Strong recommendation, low quality evidence.

9 ESGE/EASL recommend weighing the anticipated benefits of biliary papillotomy/sphincterotomy against its risks on a case-by-case basis.

Strong recommendation, moderate quality evidence.

Biliary papillotomy/sphincterotomy should be considered especially after difficult cannulation.

Strong recommendation, low quality evidence.

16 ESGE/EASL suggest routine administration of prophylactic antibiotics before ERCP in patients with PSC.

Strong recommendation, low quality evidence.

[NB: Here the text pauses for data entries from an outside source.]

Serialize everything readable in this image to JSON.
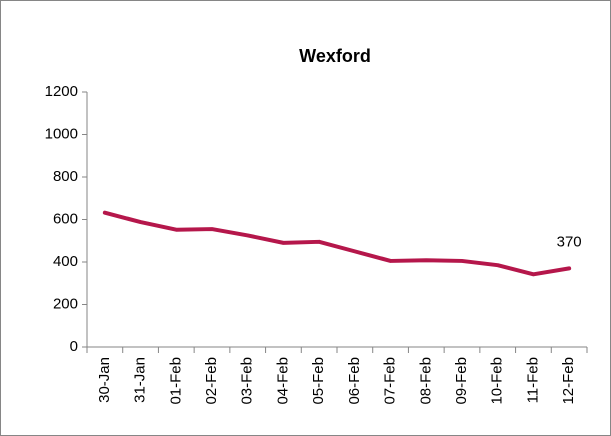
{
  "chart_data": {
    "type": "line",
    "title": "Wexford",
    "categories": [
      "30-Jan",
      "31-Jan",
      "01-Feb",
      "02-Feb",
      "03-Feb",
      "04-Feb",
      "05-Feb",
      "06-Feb",
      "07-Feb",
      "08-Feb",
      "09-Feb",
      "10-Feb",
      "11-Feb",
      "12-Feb"
    ],
    "series": [
      {
        "name": "Wexford",
        "color": "#b5174b",
        "values": [
          632,
          588,
          552,
          555,
          525,
          490,
          495,
          450,
          405,
          408,
          405,
          385,
          342,
          370
        ]
      }
    ],
    "ylim": [
      0,
      1200
    ],
    "yticks": [
      0,
      200,
      400,
      600,
      800,
      1000,
      1200
    ],
    "grid": false
  }
}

17 EASL/ESGE recommend that cholangiocarcinoma (CCA) should be suspected in any patient with worsening cholestasis, weight loss, raised serum CA19-9, and/or new or progressive dominant stricture, particularly with an associated enhancing mass lesion.

Strong recommendation, moderate quality evidence.

19 ESGE/EASL recommend ductal sampling (brush cytology, endobiliary biopsies) as part of the initial investigation for the diagnosis and staging of suspected CCA in patients with PSC.

Strong recommendation, high quality evidence.